I've struggled with an anxiety disorder for pretty much my entire life. For me, part of my excessive worrying comes from never wanting to be a burden, which often means that I keep my issues to myself and deal with them on my own, no matter how difficult it becomes. This is the way I handled pretty much every obstacle in my life for the past 20 years, until just a couple weeks ago when I made an appointment with my physician to talk about starting medication for my anxiety.
I have vivid memories of my first experiences with anxiety. When I was preschool-aged, I put myself in a timeout over something my parents weren't even upset about. Several years after that, the late-night noises our house made resulted in a sleepless summer, which ended with me having my very first panic attack. The uncontrollable shaking, shortness of breath, and fast-paced heart rate would become all too familiar to me, and my anxiety would go on to evolve and manifest itself in different aspects of my life for the next nine years.
In that time, I've tried to manage my anxiety disorder in various ways. I've tested homeopathic remedies, taken yoga classes and practiced meditation, stopped drinking caffeine, and talked to therapists a few different times. While all of these treatments have been somewhat effective - some more than others - none of them have helped me to the extent I've wanted or needed them to.

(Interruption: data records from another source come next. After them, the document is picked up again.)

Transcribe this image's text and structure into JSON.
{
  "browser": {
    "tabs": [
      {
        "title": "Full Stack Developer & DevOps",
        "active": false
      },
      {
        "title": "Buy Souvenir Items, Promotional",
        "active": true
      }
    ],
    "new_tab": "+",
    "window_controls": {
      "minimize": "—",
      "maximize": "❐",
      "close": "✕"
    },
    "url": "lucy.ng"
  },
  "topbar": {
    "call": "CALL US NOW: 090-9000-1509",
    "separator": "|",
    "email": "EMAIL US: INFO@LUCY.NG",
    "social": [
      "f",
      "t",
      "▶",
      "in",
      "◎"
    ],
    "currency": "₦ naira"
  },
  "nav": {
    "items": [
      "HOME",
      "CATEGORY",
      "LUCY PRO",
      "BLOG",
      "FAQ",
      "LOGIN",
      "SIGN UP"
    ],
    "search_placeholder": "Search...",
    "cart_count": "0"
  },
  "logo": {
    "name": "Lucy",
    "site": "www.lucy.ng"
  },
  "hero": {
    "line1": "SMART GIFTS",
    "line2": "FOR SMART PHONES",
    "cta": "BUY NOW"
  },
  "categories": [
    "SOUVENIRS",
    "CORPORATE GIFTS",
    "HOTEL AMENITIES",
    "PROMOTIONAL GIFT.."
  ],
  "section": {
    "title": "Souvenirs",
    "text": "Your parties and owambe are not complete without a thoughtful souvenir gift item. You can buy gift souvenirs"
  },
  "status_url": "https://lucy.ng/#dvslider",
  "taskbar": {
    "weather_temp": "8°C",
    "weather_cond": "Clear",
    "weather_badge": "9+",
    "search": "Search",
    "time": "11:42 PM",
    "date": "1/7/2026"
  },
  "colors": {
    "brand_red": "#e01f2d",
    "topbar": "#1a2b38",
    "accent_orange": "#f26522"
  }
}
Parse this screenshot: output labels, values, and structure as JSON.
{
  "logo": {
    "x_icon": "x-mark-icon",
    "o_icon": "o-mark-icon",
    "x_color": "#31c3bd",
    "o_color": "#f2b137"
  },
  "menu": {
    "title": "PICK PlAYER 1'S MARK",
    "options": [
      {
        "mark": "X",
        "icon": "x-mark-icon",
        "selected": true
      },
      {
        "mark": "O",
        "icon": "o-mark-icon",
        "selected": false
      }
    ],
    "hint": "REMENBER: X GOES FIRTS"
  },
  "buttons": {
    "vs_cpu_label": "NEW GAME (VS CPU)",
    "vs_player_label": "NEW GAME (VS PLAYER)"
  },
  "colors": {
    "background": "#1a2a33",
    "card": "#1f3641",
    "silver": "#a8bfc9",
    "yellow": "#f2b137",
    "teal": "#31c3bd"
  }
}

Of course, the idea of taking medication has come up multiple times over the years - but for a long time, I viewed it as a very last resort. I was fearful of taking medication for a myriad of reasons: I worried about becoming dependent and relying too heavily on it, I didn't want it to change who I am as a person, and I was scared of potential side effects. More than anything, though, my anxiety disorder was something that I wanted to be able to handle on my own. I didn't want to ask for help, and I wrongly viewed medication as an easy way out. My stubbornness and ego had such tight grips on me that no matter how many times I had to excuse myself from class because I felt like my throat was closing up, no matter how many times I got physically sick from anxiety, and no matter how many times I missed out on living life to the fullest because of unbearable fear, I did not want to even consider a remedy that had helped so many other people.
This had been my mindset all throughout high school and for the first two years of college, but over the past couple months, something changed. I've been putting a lot of effort into prioritizing and generally being there for myself, which has inevitably forced me to work on my communication and getting comfortable with asking for what I want and need. I've been trying to make the necessary changes in my life to better support myself and my mental health, and figuring out how to best manage my anxiety has been a huge part of that. Because of this, I decided to re-evaluate my views on medication and set up an appointment with my doctor to talk about it.
I had finally done something that I was so apprehensive about for so long, and instead of feeling ashamed and weak, as I always expected I would, I felt empowered and free.
My breath was short and my palms were sweaty while I sat in the office waiting for my doctor to arrive, and part of me regretted even making the appointment in the first place. Despite this, I pushed myself out of my comfort zone by being completely vulnerable with her and explaining what I thought I needed to better control my anxiety. I walked out of her office with a prescription for an SSRI - a type of medication used to treat depression and anxiety by increasing serotonin levels in the brain - and immediately felt a weight lifted off my shoulders. I had finally done something that I was so apprehensive about for so long, and instead of feeling ashamed and weak, as I always expected I would, I felt empowered and free. I genuinely could have cried out of relief while driving to pick up my prescription from the pharmacy.
While in the past my stubbornness prevented me from seeking support for my anxiety, I now understand that an important part of self-care is allowing others to help me. No one was expecting me to solve my problems completely on my own, and even though asking for help is still uncomfortable for me, I know now that it doesn't make me a burden. I've realized that there's absolutely no shame in wanting to struggle less, and if medication is something that can potentially help me achieve that, there's no reason not to try it out.
It hasn't been long enough for the medication to become effective yet, but I'm very hopeful. Even if this specific remedy doesn't work for me, I'm now at a point where I feel much more comfortable asking for help until I find the one that does, which is undoubtedly the most significant part of my growth and this journey.